Gordon Hemenway Pettengill was an American radio astronomer and planetary physicist.
14 Facts About Gordon Pettengill
Gordon Pettengill was one of the first to take radar from its original military application to its use as a tool for astronomy.
Gordon Pettengill was professor emeritus at the Massachusetts Institute of Technology.
Gordon Pettengill was born in Providence, Rhode Island, and grew up in Dedham, Massachusetts where he developed a fascination with radio and electronics.
Gordon Pettengill began studying physics at the Massachusetts Institute of Technology in 1942 at the age of 16.
Gordon Pettengill's studies were briefly interrupted by service in Europe at the end of World War II.
Gordon Pettengill began his career at the MIT Lincoln Laboratory in 1954.
When it became operational in late 1957, Gordon Pettengill used this radar to "skin track" Sputnik I, the first such observation of a satellite.
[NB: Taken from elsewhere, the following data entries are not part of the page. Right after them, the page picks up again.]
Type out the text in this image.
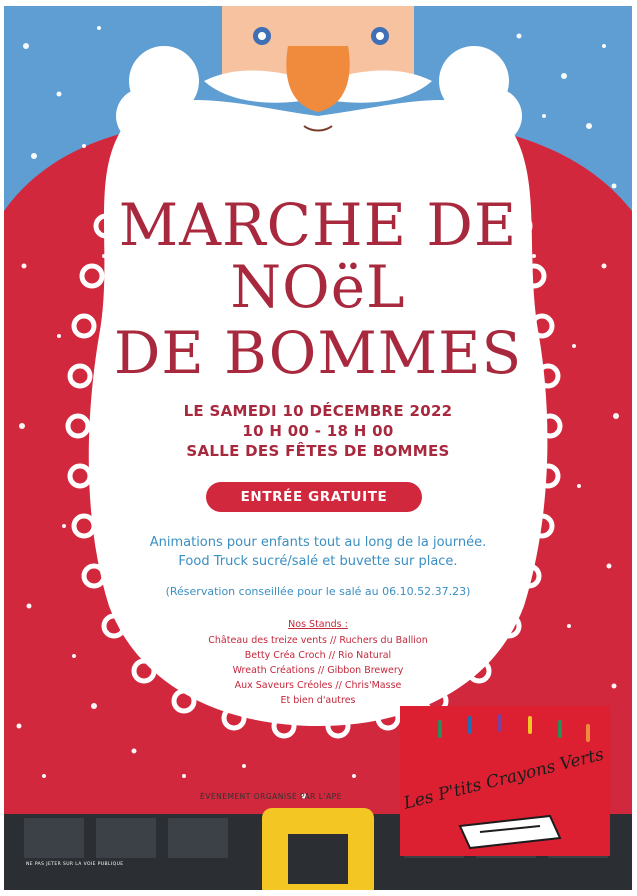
MARCHE DE
NOëL
DE BOMMES
LE SAMEDI 10 DÉCEMBRE 2022
10 H 00 - 18 H 00
SALLE DES FÊTES DE BOMMES
ENTRÉE GRATUITE
Animations pour enfants tout au long de la journée.
Food Truck sucré/salé et buvette sur place.
(Réservation conseillée pour le salé au 06.10.52.37.23)
Nos Stands :
Château des treize vents // Ruchers du Ballion
Betty Créa Croch // Rio Natural
Wreath Créations // Gibbon Brewery
Aux Saveurs Créoles // Chris'Masse
Et bien d'autres
ÉVÈNEMENT ORGANISÉ PAR L'APE	Les P'tits Crayons Verts
NE PAS JETER SUR LA VOIE PUBLIQUE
Gordon Pettengill successfully completed a two-dimensional radar mapping of the Moon in 1960, a key step in the US preparations for the Apollo program, ensuring that the Apollo astronauts would not disappear under a meters-thick layer of dust.
From 1963 to 1965, Gordon Pettengill served as associate director and from 1968 to 1970 as Director of the Arecibo Observatory in Puerto Rico.
Gordon Pettengill was appointed Professor of Planetary Physics in the Department of Earth and Planetary Sciences at MIT in 1970.
Gordon Pettengill played a leading role in the first radar studies of an asteroid, a comet, and moons of other planets.
Gordon Pettengill's observations embraced Mercury, Venus, Mars, several asteroids and comets, the Galilean satellites of Jupiter and the rings of Saturn.
Gordon Pettengill won the Charles A Whitten Medal from the American Geophysical Union in 1997.